Il professore della Luiss e dell'Università di Nizza spiega cosa si aspetta dall'incontro di martedì a Roma
Andare oltre un "rapporto disfunzionale" che tuttavia non ha impedito e non impedisce di essere d'accordo su alcuni dossier importanti e rilanciare al massimo livello il rapporto tra Roma e Parigi, anche attraverso l'annuncio di un vertice intergovernativo, perché "è ridicolo" che non ce ne siano più stati da quello di Napoli del 2020. Jean Pierre Darnis, professore di relazioni franco-italiane all'Università di Nizza e di storia contemporanea alla Luiss di Roma, spiega cosa si aspetta dall'incontro di martedì a Roma tra Giorgia Meloni ed Emmanuel Macron, a cui va dato atto di aver fatto "la prima mossa" dopo le tensioni che hanno contraddistinto il suo rapporto con la premier negli ultimi due anni e mezzo.
Perché hanno finalmente deciso di incontrarsi? "Ci sono due risposte - ragiona Darnis parlando con l'Adnkronos - La prima è legata alle circostanze attuali, al rapporto dell'Italia con la coalizione dei volenterosi, al fatto che Donald Trump l'avrebbe reinserita nel gioco. E poi ci sarebbe il ruolo giocato da Friedrich Merz, che, forte del suo rapporto con la Francia, avrebbe in qualche modo fatto passare dei messaggi tra Roma e Parigi sulla necessaria unità europea".
Il secondo motivo per cui Meloni e Macron avrebbero deciso di organizzare il loro primo bilaterale ufficiale è di "natura più strutturale", sottolinea l'esperto francese, secondo cui era arrivato il momento di andare oltre "un rapporto che era disfunzionale sin dall'inizio del mandato della Meloni e che ha prodotto solo incontri fugaci a margine di altri eventi" tra i due leader.
Una situazione che appariva ormai tanto più "paradossale" quanto più i vari dossier su cui lavorano i due Paesi "non andassero così male": sull'Ucraina, per dire, "c'è una convergenza di posizioni", al di là delle polemiche sull'invio dei soldati, che sono state molto ingigantite, sostiene Darnis, e anche sul rapporto con gli Stati Uniti "le posizioni non sono così lontane, magari i francesi hanno un po' più di dubbi su Trump", ma entrambi concordano sulla necessità di tenerlo ancorato all'Europa. "E il destino dell'Ue resta al centro delle strategie di entrambi i Paesi", dice ancora.

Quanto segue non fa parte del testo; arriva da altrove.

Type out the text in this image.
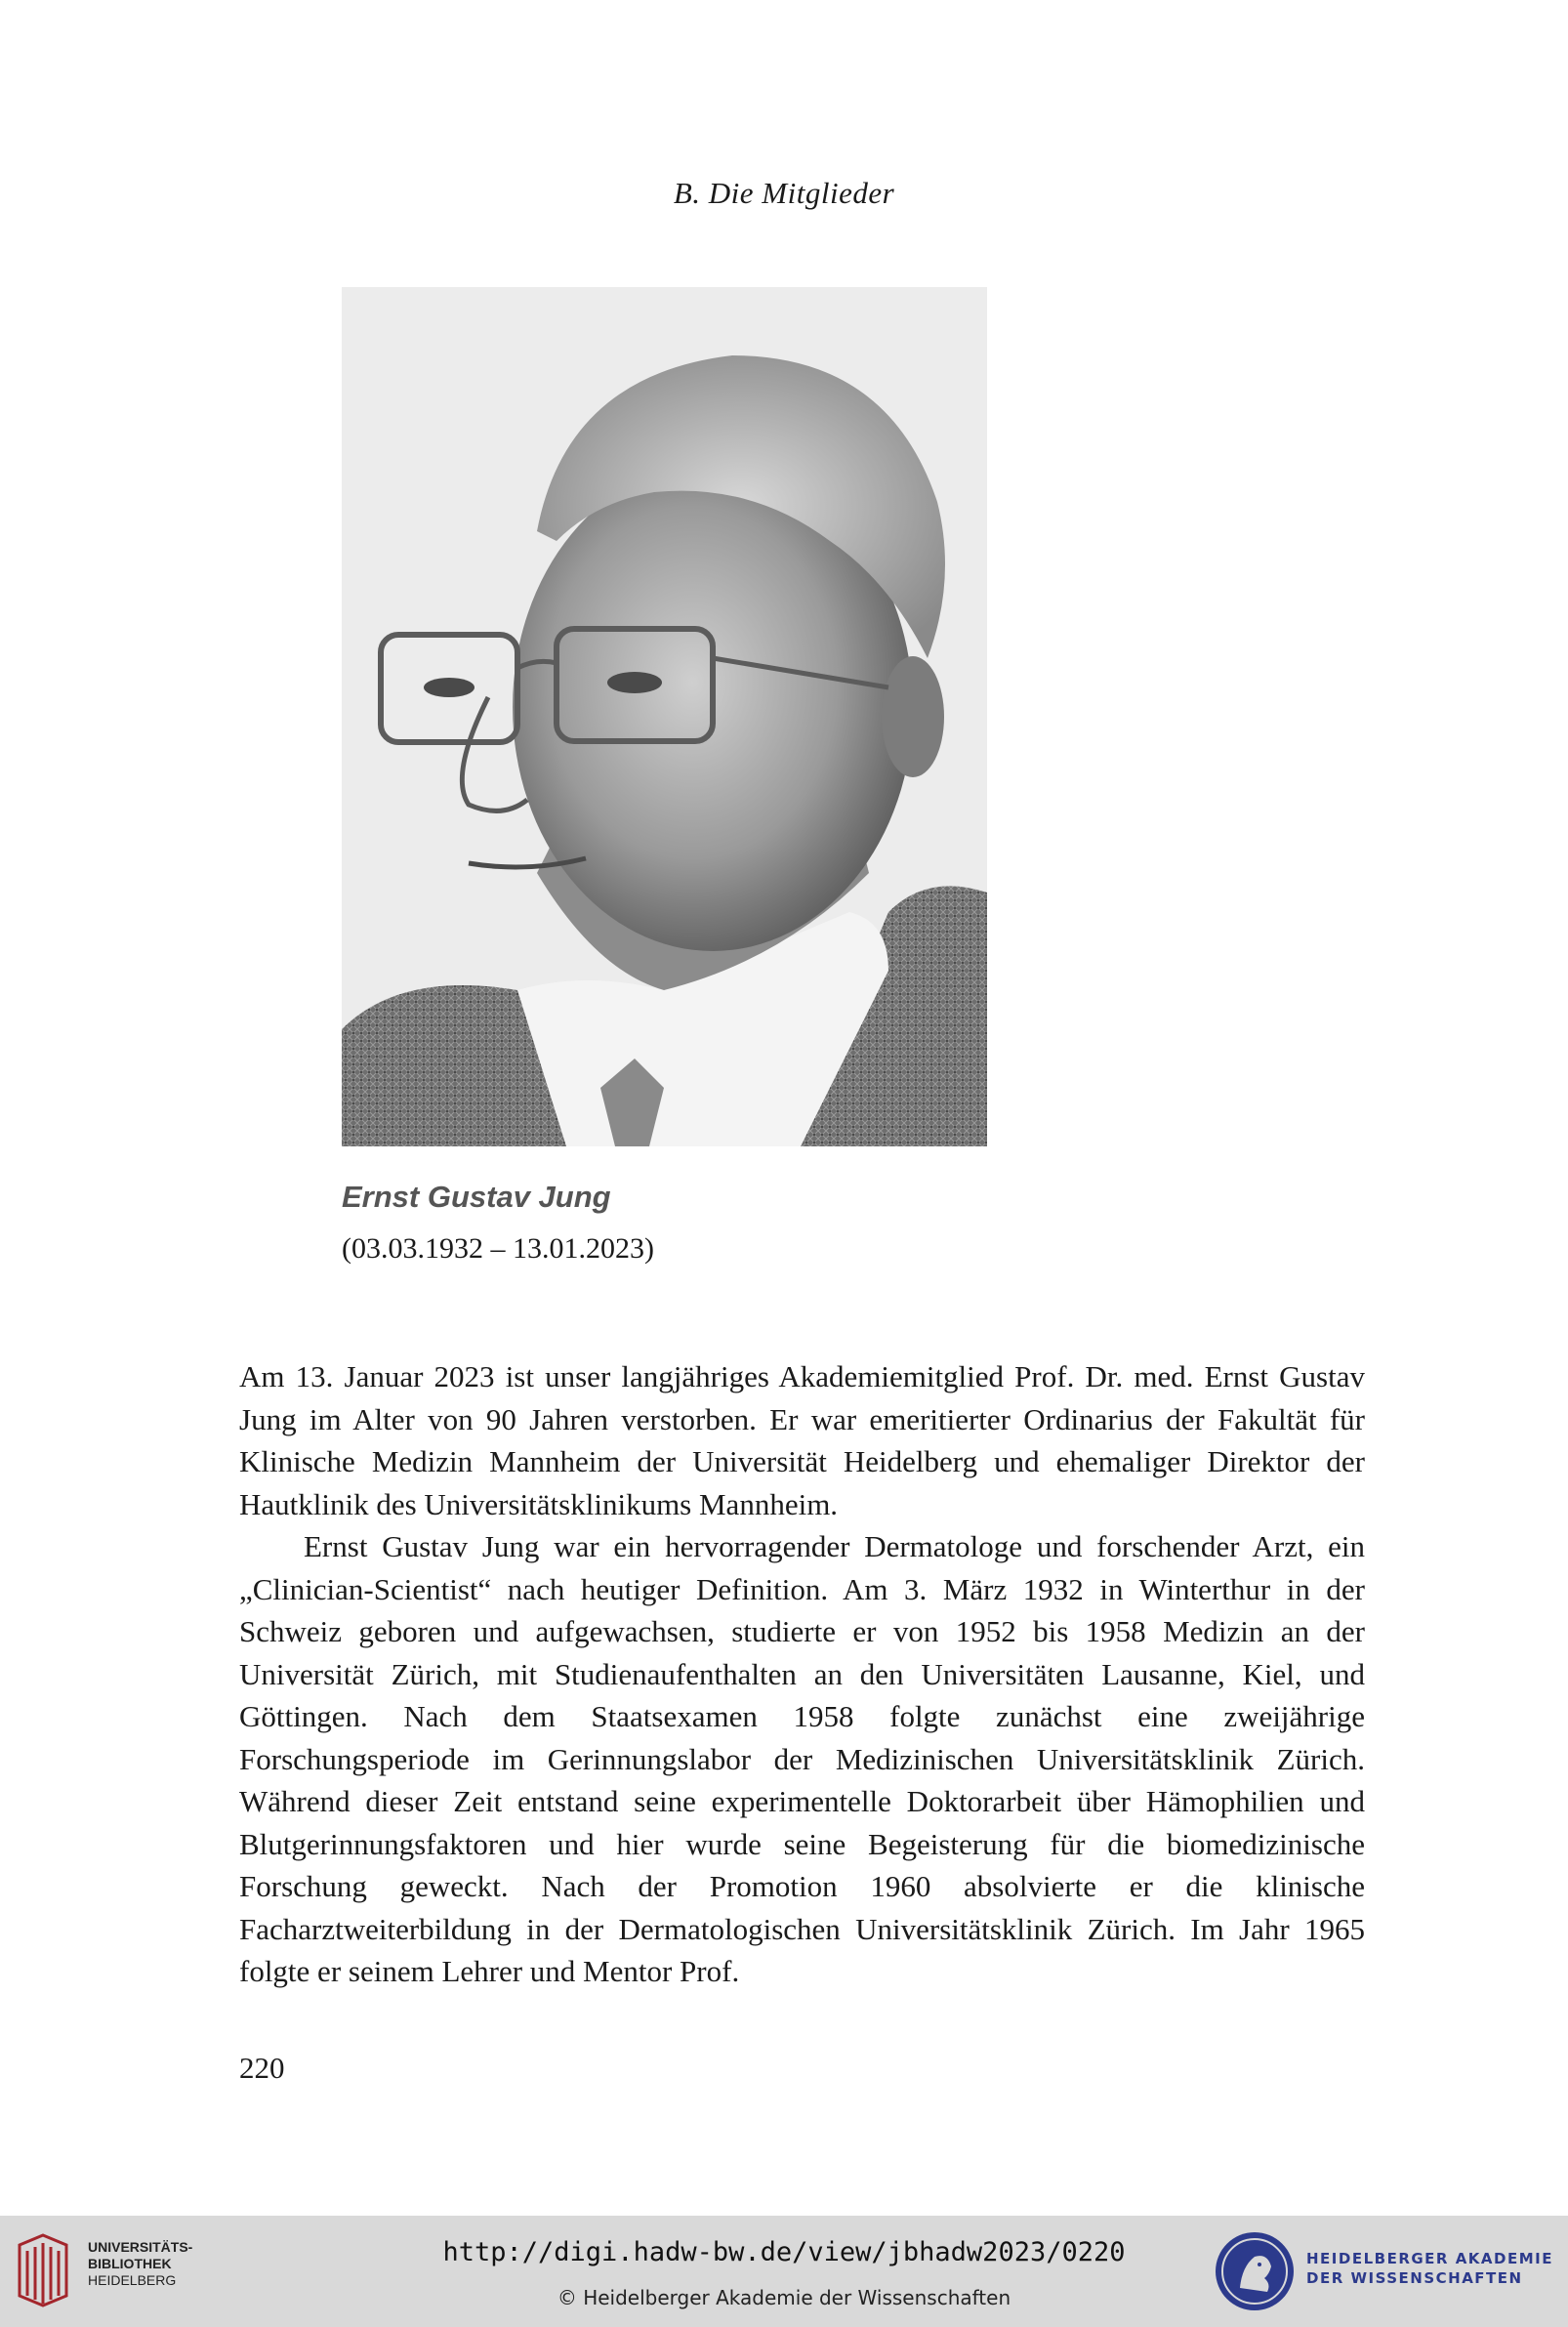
B. Die Mitglieder
Ernst Gustav Jung
(03.03.1932 – 13.01.2023)

Am 13. Januar 2023 ist unser langjähriges Akademiemitglied Prof. Dr. med. Ernst Gustav Jung im Alter von 90 Jahren verstorben. Er war emeritierter Ordinarius der Fakultät für Klinische Medizin Mannheim der Universität Heidelberg und ehemaliger Direktor der Hautklinik des Universitätsklinikums Mannheim.

Ernst Gustav Jung war ein hervorragender Dermatologe und forschender Arzt, ein „Clinician-Scientist“ nach heutiger Definition. Am 3. März 1932 in Winterthur in der Schweiz geboren und aufgewachsen, studierte er von 1952 bis 1958 Medizin an der Universität Zürich, mit Studienaufenthalten an den Universitäten Lausanne, Kiel, und Göttingen. Nach dem Staatsexamen 1958 folgte zunächst eine zweijährige Forschungsperiode im Gerinnungslabor der Medizinischen Universitätsklinik Zürich. Während dieser Zeit entstand seine experimentelle Doktorarbeit über Hämophilien und Blutgerinnungsfaktoren und hier wurde seine Begeisterung für die biomedizinische Forschung geweckt. Nach der Promotion 1960 absolvierte er die klinische Facharztweiterbildung in der Dermatologischen Universitätsklinik Zürich. Im Jahr 1965 folgte er seinem Lehrer und Mentor Prof.

220
UNIVERSITÄTS-
BIBLIOTHEK
HEIDELBERG
http://digi.hadw-bw.de/view/jbhadw2023/0220
© Heidelberger Akademie der Wissenschaften
HEIDELBERGER AKADEMIE
DER WISSENSCHAFTEN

Anche a livello ministeriale i rapporti tra Italia e Francia "sono buoni, il Trattato del Quirinale funziona, i bilaterali si fanno in maniera costante", è l'analisi del professore della Luiss, che però spiega: "E' ovvio che questi sono fondamentali per alcune partite tecniche, ma quello che manca è l'essenza strategica, perché dossier importanti come l'Ucraina e la minaccia russa, il Medio Oriente e la presidenza Trump richiedono convergenze forti che passano per l'Italia dalla premier e per la Francia dal presidente".
Tutti questi fattori erano ben compresi, e da tempo, dalle diplomazie di Roma e Parigi, "ma ognuno dava la colpa all'altro, ognuno aspettava il promo passo dell'altro". Che è arrivato dall'Eliseo e da parte di Macron, riconosce Darnis, si è trattato di "una mossa giusta, positiva, cortese nei confronti dell'Italia: era essenziale che si ripartisse, anche se questo non significa avere le stesse posizioni, ma aprire la strada alla completezza del confronto". A questo punto, l'auspicio è che martedì "si annunci qualcosa, prevedibilmente un summit in Francia, perché è ridicolo che non ci sia un vertice governativo, il primo dei quali risalente al 1981, dal 2020".